Gareth, xpac, and some others have been tracking how Splunk will not be politely shut down when you issue a systemctl stop Splunkd.service.  Hard-kill signals to splunkd are definitely not ideal.  I am not well informed on the issues or solution, but Gareth’s post on Splunk Answers has some solid background and solutions.

Service name weirdness

The name of the systemd service that is created by splunk enable boot-start depends on the value of SPLUNK_SERVER_NAME in splunk-launch.conf.  The docs are a little misleading because they say the “default” for Unix systems is splunkd.  But, Splunk 7.2.5.1 (and possibly others) ship with SPLUNK_SERVER_NAME=Splunkd set.  If you remove that value, then the (apparently in code) default of splunkd is used.

This also has an impact on when you try to run more than one Splunk instance on the same host (like you crazy kids are apt to do).  Even if “splunk2” is not managed by systemd at all (say you’re manually starting and stopping it), you need to change the value of SPLUNK_SERVER_NAME from its default or your attempts to start/stop “splunk2” will actually result in systemctl calls targeted at the other, systemd-managed Splunk service.  Fun, eh!

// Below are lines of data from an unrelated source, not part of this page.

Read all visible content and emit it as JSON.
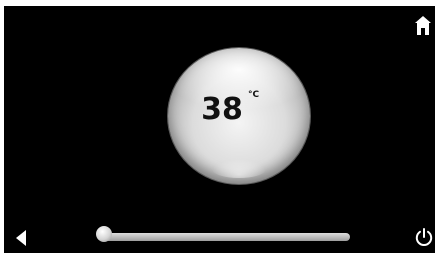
{
  "theme": {
    "background": "#000000",
    "foreground": "#ffffff",
    "dial_face": "#e6e6e6",
    "digit_color": "#111111"
  },
  "header": {
    "home_icon": "home-icon"
  },
  "dial": {
    "temperature": "38",
    "unit": "°C"
  },
  "footer": {
    "back_icon": "back-arrow-icon",
    "power_icon": "power-icon",
    "slider": {
      "level": 0.0
    }
  }
}
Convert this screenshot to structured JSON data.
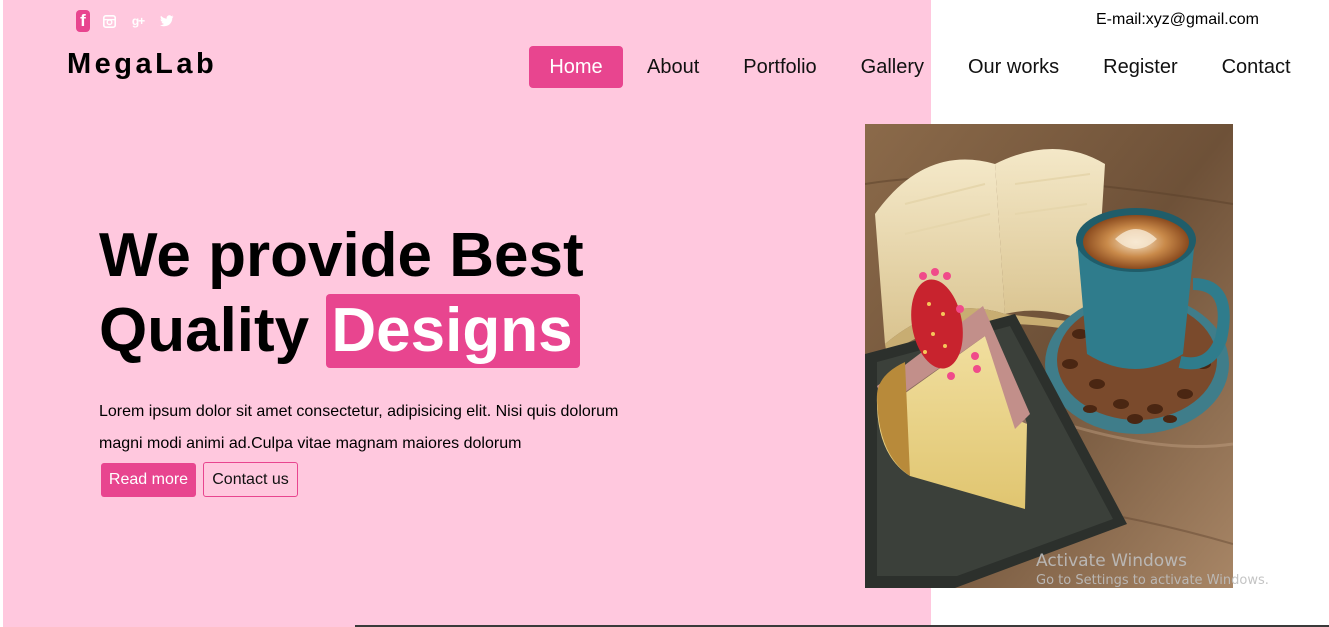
{
  "colors": {
    "accent": "#e8458f",
    "hero_background": "#ffc8de",
    "page_background": "#ffffff"
  },
  "topbar": {
    "social_icons": [
      "facebook-icon",
      "instagram-icon",
      "google-plus-icon",
      "twitter-icon"
    ],
    "facebook_glyph": "f",
    "google_plus_glyph": "g+",
    "email": "E-mail:xyz@gmail.com"
  },
  "brand": {
    "name": "MegaLab"
  },
  "nav": {
    "items": [
      {
        "label": "Home",
        "active": true
      },
      {
        "label": "About"
      },
      {
        "label": "Portfolio"
      },
      {
        "label": "Gallery"
      },
      {
        "label": "Our works"
      },
      {
        "label": "Register"
      },
      {
        "label": "Contact"
      }
    ]
  },
  "hero": {
    "title_line1": "We provide Best",
    "title_line2_prefix": "Quality",
    "title_highlight": "Designs",
    "text": "Lorem ipsum dolor sit amet consectetur, adipisicing elit. Nisi quis dolorum magni modi animi ad.Culpa vitae magnam maiores dolorum",
    "read_more_label": "Read more",
    "contact_label": "Contact us"
  },
  "watermark": {
    "title": "Activate Windows",
    "subtitle": "Go to Settings to activate Windows."
  }
}
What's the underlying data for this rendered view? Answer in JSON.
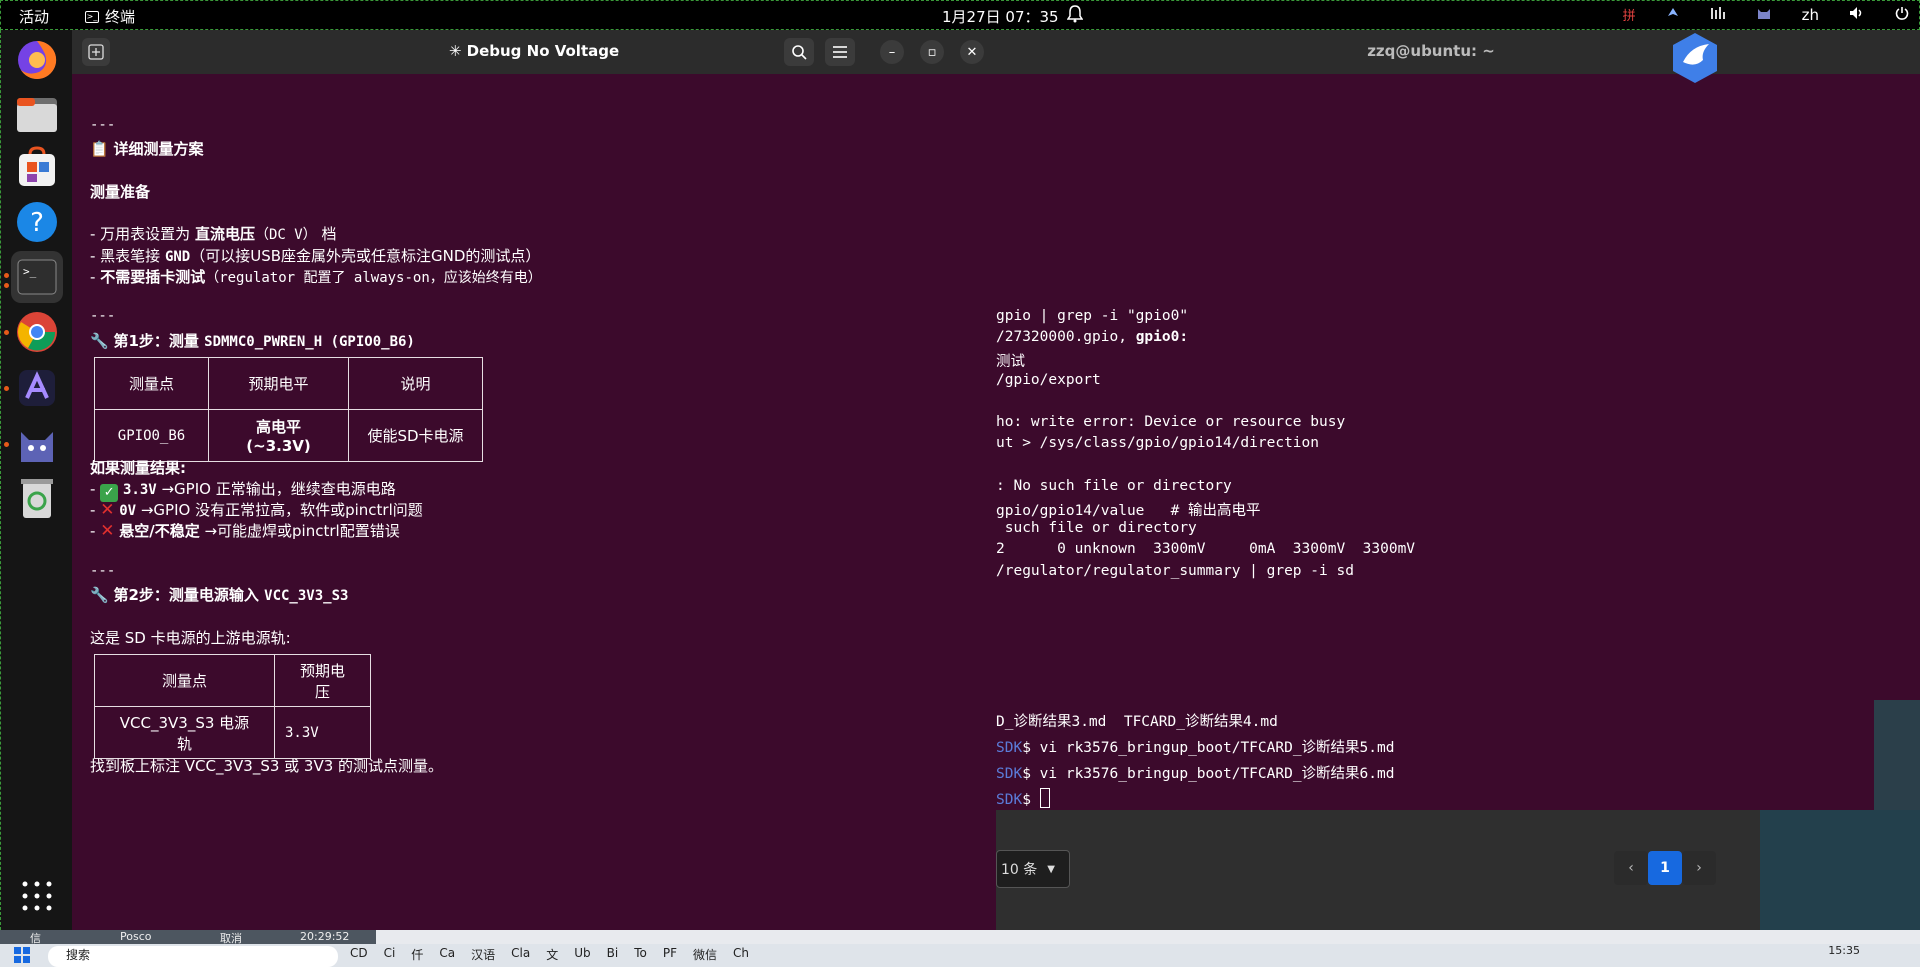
{
  "topbar": {
    "activities": "活动",
    "app_name": "终端",
    "clock": "1月27日 07：35",
    "input_method": "拼",
    "lang": "zh"
  },
  "left_window": {
    "title": "✳ Debug No Voltage",
    "content": {
      "hr1": "---",
      "section_title": "详细测量方案",
      "prep_heading": "测量准备",
      "prep_items": [
        {
          "prefix": "- 万用表设置为 ",
          "bold": "直流电压",
          "mono": "（DC V）",
          "suffix": " 档"
        },
        {
          "prefix": "- 黑表笔接 ",
          "bold": "GND",
          "mono": "",
          "suffix": "（可以接USB座金属外壳或任意标注GND的测试点）"
        },
        {
          "prefix": "- ",
          "bold": "不需要插卡测试",
          "mono": "",
          "suffix": "（regulator 配置了 always-on，应该始终有电）"
        }
      ],
      "hr2": "---",
      "step1_title": "第1步：测量 ",
      "step1_code": "SDMMC0_PWREN_H (GPIO0_B6)",
      "table1": {
        "headers": [
          "测量点",
          "预期电平",
          "说明"
        ],
        "row": [
          "GPIO0_B6",
          "高电平 (~3.3V)",
          "使能SD卡电源"
        ]
      },
      "result_heading": "如果测量结果:",
      "results": [
        {
          "mark": "✅",
          "bold": "3.3V",
          "text": " →GPIO 正常输出，继续查电源电路"
        },
        {
          "mark": "❌",
          "bold": "0V",
          "text": " →GPIO 没有正常拉高，软件或pinctrl问题"
        },
        {
          "mark": "❌",
          "bold": "悬空/不稳定",
          "text": " →可能虚焊或pinctrl配置错误"
        }
      ],
      "hr3": "---",
      "step2_title": "第2步：测量电源输入 ",
      "step2_code": "VCC_3V3_S3",
      "step2_desc": "这是 SD 卡电源的上游电源轨:",
      "table2": {
        "headers": [
          "测量点",
          "预期电压"
        ],
        "row": [
          "VCC_3V3_S3 电源轨",
          "3.3V"
        ]
      },
      "footer_line": "找到板上标注 VCC_3V3_S3 或 3V3 的测试点测量。"
    }
  },
  "right_window": {
    "title": "zzq@ubuntu: ~",
    "lines": [
      {
        "text": "gpio | grep -i \"gpio0\""
      },
      {
        "text": "/27320000.gpio, ",
        "bold": "gpio0:"
      },
      {
        "text": "测试"
      },
      {
        "text": "/gpio/export"
      },
      {
        "text": ""
      },
      {
        "text": "ho: write error: Device or resource busy"
      },
      {
        "text": "ut > /sys/class/gpio/gpio14/direction"
      },
      {
        "text": ""
      },
      {
        "text": ": No such file or directory"
      },
      {
        "text": "gpio/gpio14/value   # 输出高电平"
      },
      {
        "text": " such file or directory"
      },
      {
        "text": "2      0 unknown  3300mV     0mA  3300mV  3300mV"
      },
      {
        "text": "/regulator/regulator_summary | grep -i sd"
      }
    ]
  },
  "right_terminal2": {
    "line1": "D_诊断结果3.md  TFCARD_诊断结果4.md",
    "line2_prompt": "SDK",
    "line2_cmd": "$ vi rk3576_bringup_boot/TFCARD_诊断结果5.md",
    "line3_prompt": "SDK",
    "line3_cmd": "$ vi rk3576_bringup_boot/TFCARD_诊断结果6.md",
    "line4_prompt": "SDK",
    "line4_cmd": "$ "
  },
  "web": {
    "page_size": "10 条",
    "page_current": "1",
    "prev": "‹",
    "next": "›"
  },
  "taskbar": {
    "search_placeholder": "搜索",
    "status_items": [
      "信",
      "Posco",
      "取消",
      "20:29:52"
    ],
    "apps": [
      "CD",
      "Ci",
      "仟",
      "Ca",
      "汉语",
      "Cla",
      "文",
      "Ub",
      "Bi",
      "To",
      "PF",
      "微信",
      "Ch"
    ],
    "time": "15:35"
  },
  "colors": {
    "terminal_bg": "#3c0a2c",
    "titlebar_bg": "#2c2c2c",
    "accent_blue": "#1769e0"
  }
}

This is probably a good time to remind you that, technically, multiple instances on a single OS instance is not a supported configuration.  Some (many?) customers do it for what could be very good reasons.  But strictly speaking, Splunk support frowns on it.

Wrap-up

The Polkit changes above certainly work on RHEL/Centos 7.6.  Check out my github repo with the pieces and parts in it.  I included a Centos-based Vagrant build to allow you to try it out for yourself.  It will get better in RHEL 8, but I don’t know what happens in other Linux distributions.  If you’re using something else, comment and provide feedback so we can improve this.